Cartas perdidas . N. M. 15 janeiro 2006
coisas lidas
Carta a carta, foi -se afundando no imenso mar de vergonha de si próprio. Não se reconhecia hoje no fingidor que transparecia em algumas daquelas muitas frases. Sempre afirmara, com uma petulância que se assemelhava a soberba, que nunca magoaria ninguém. Ali estava um espólio epistolar que desmoronava essa imagem que de si construira .Tudo isto tinha muitos anos. Provinha dos tempos em que se escreviam cartas, em que o amor, o sofrimento, a alegria, exalavam de folhas de papel através de palavras pensadas, porventura choradas. Cartas que sobreviveram ao tempo e que naquele dia, ou em qualquer outro, revelavam o que fora e fizera ,na verdade mais crua e brutal.

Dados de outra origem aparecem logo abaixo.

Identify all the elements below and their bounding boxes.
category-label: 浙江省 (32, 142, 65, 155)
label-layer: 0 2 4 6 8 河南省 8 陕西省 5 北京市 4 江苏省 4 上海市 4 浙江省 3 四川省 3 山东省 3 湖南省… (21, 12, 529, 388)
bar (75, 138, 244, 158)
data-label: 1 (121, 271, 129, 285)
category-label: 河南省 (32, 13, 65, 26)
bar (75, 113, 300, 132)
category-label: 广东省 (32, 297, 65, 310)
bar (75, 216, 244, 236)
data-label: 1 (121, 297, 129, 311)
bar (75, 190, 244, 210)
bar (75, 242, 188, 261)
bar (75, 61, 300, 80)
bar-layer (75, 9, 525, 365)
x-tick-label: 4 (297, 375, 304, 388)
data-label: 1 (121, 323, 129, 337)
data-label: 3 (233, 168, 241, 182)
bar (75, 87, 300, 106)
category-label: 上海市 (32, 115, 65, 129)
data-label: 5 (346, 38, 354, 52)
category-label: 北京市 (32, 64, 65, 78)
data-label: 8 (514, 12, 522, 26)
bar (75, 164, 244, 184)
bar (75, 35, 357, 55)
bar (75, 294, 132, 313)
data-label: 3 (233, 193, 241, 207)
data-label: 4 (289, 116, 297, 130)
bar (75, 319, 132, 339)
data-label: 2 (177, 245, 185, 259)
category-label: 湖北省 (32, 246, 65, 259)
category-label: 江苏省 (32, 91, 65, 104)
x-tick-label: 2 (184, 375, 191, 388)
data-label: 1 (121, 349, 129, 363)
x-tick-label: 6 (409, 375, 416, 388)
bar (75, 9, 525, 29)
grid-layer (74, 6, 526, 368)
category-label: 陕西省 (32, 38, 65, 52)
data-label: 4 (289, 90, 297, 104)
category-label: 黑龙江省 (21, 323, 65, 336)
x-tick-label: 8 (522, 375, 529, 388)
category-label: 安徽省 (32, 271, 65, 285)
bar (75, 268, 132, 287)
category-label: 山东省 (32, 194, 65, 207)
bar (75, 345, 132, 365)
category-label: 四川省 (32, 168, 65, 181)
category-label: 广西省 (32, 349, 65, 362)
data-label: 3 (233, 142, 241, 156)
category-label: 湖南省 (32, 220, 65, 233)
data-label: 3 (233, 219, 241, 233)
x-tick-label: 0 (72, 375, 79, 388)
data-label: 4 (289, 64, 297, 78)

Não há tecnologia que consiga este resultado. Hoje a comunicação epistolar é uma relíquia da antiguidade. Não se usa. As pessoas falam-se mas não se escrevem. Quanto muito correspondem-se por SMS e e-mails encriptados, em linguagem de abreviatura. Ninguém aguarda o correio. Não se espera que, além de publicidade e contas traga notícias de alguém distante, novos de amores longínquos, encantamentos feitos com palavras. Não se seduz por carta . Aliás já não se seduz. Não se declara por carta. Aliás já ninguém se declara . Não se passam noites a fio compondo cuidadosamente uma redação na esperança que o destinatário a leia com enlevo e sentimento. Não há tempo pra essas loucuras. Além disso, o messager assegura o resultado imediato. Para quê tanto esforço despendido num romantismo “Fatela"? O amanhã é já hoje e o hoje é agora. Acresce ainda que o ato de escrever prevê conteúdos, vocabulários e fermento de imaginação. Nada disto cresce nas árvores e se apanha nas manhãs de primavera. Pressupõe leitura, alguma concentração e o despertar para a magia da palavra. E essa implica silêncio, isolamento e um pouco de trabalho. Por isso, daqui a 20 anos poderão recordar o passado de forma tão impressiva e autêntica. As memórias dos nossos computadores nunca transformarão significado da palavra escrita pela mão de quem sofre ou de quem ama. Os homens e as mulheres que a escola e a sociedade de hoje aproveitando não terão sentimentos diferentes. Não deixarão de querer agarrar o infinito e de conquistar a felicidade. Mas não viveram a experiência inexcedível de tentar pela palavra tocar a alma ausente, transformando a ausência em presença viva e permanente.